The learning is well underway. The benefits of immersive education like Minecraft Education are showing us that immersion delivers students the people skills that will get them the jobs of the future through foundational skills across communication, solving problems and working collaboratively with others.

If we look to the classroom of 2035, we’re seeing the possibilities of augmentation to expand these immersive environments. Where children can learn from ‘masters of learning’ – learning specialist skills through collaborative practical application like engineering, science, and maths. Consider being asked by students, why is it important to learn maths? To answer, we can take the learning from the classroom to immersive experiential application in the real world.

This is learner powered, educator supported learning that will deliver skills-based education long before learners hit the workplace. Arguably accelerating the agility of educators to respond to the fast-evolving skills landscape to prepare students and fill talent pipelines.

And above it all is the question of how pedagogy can power AI innovation.

Let’s consider that across six areas that reveal the heart of AI potential for educators and learners alike.

Intervention – AI can support educators in recognising students that need different support in their learning process.

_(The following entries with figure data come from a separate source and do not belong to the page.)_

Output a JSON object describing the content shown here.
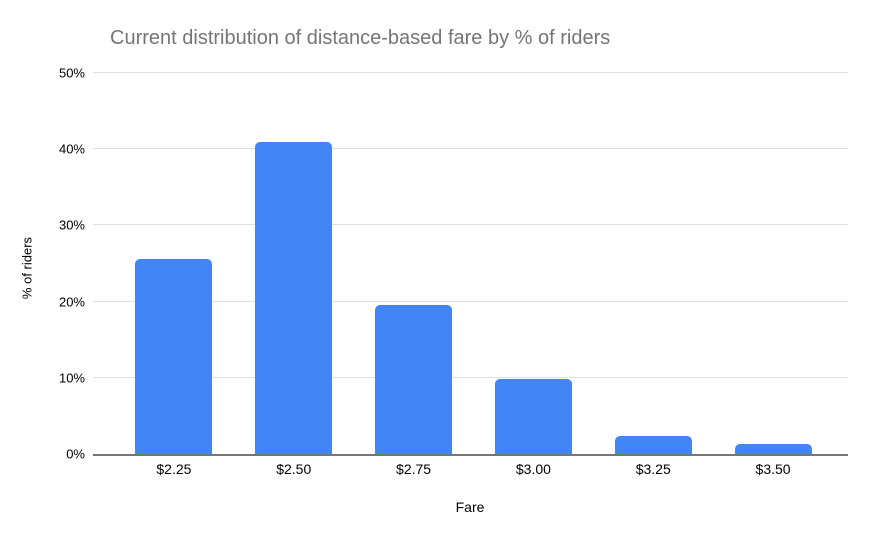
{
  "chart_data": {
    "type": "bar",
    "title": "Current distribution of distance-based fare by % of riders",
    "xlabel": "Fare",
    "ylabel": "% of riders",
    "categories": [
      "$2.25",
      "$2.50",
      "$2.75",
      "$3.00",
      "$3.25",
      "$3.50"
    ],
    "values": [
      25.6,
      41,
      19.6,
      9.8,
      2.3,
      1.3
    ],
    "ylim": [
      0,
      50
    ],
    "yticks": [
      0,
      10,
      20,
      30,
      40,
      50
    ],
    "ytick_labels": [
      "0%",
      "10%",
      "20%",
      "30%",
      "40%",
      "50%"
    ],
    "grid": "horizontal",
    "legend": "none",
    "bar_color": "#4285f4"
  },
  "colors": {
    "title_text": "#757575",
    "axis_text": "#000000",
    "gridline": "#e0e0e0",
    "axis_line": "#757575",
    "bar": "#4285f4",
    "background": "#ffffff"
  }
}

Tutor – create units of enquiry for students to explore around a set topic. This will see educators building AI systems that can help a student learn at their pace, giving guidance not answers and adapting to the unique needs of every individual.

Coach – AI was built to give us the ability to engage deeply on a subject, inquire critically, work on complex problems, but at the individual’s speed, pace, knowledge and understanding.

Collaborator – generative AI is a powerful collaborator so you can test ideas and theories and lead the AI to providing different perspectives. Humans struggle to see beyond their own reasoning, with the right prompting and development – AI can help students see their work from another perspective.

Student – There’s lots of malleability in AI models to be instructed in complex ways, so can flip to thinking about how the student teaches the AI. ChatGPT today is a great example. Don’t think of it as a question-and-answer tool. It’s about context and scene setting in prompts to get the highest value.

Simulator – Learning through simulation will help students to engage differently with a problem in repeatable patterns.

Concepts like the ‘flipped classroom’ – where students learn to explore knowledge independently and then use the classroom time to perform critical analysis of their learning are well discussed. The original 2-sigma problem as defined by Benjamin Bloom in 1984 suggested the very idea that if we could deliver 1:1 learning in combination with mastery skilling we can accelerate the rate and power of learning.

AI makes both dreams possible.

I believe we are at the start of a robust process of learning how to embrace the AI potential in education, to enable the classroom to be a place of analysis and immersive learning. If we consider how to leave the process of students getting the concepts and foundational learning to the home with AI as copilot, then the classroom can be reimagined. Educators’ skills can be elevated to creating a new type of classroom. And AI as a tool, serving to empower and enrich both students and educators far beyond the borders of what is possible today.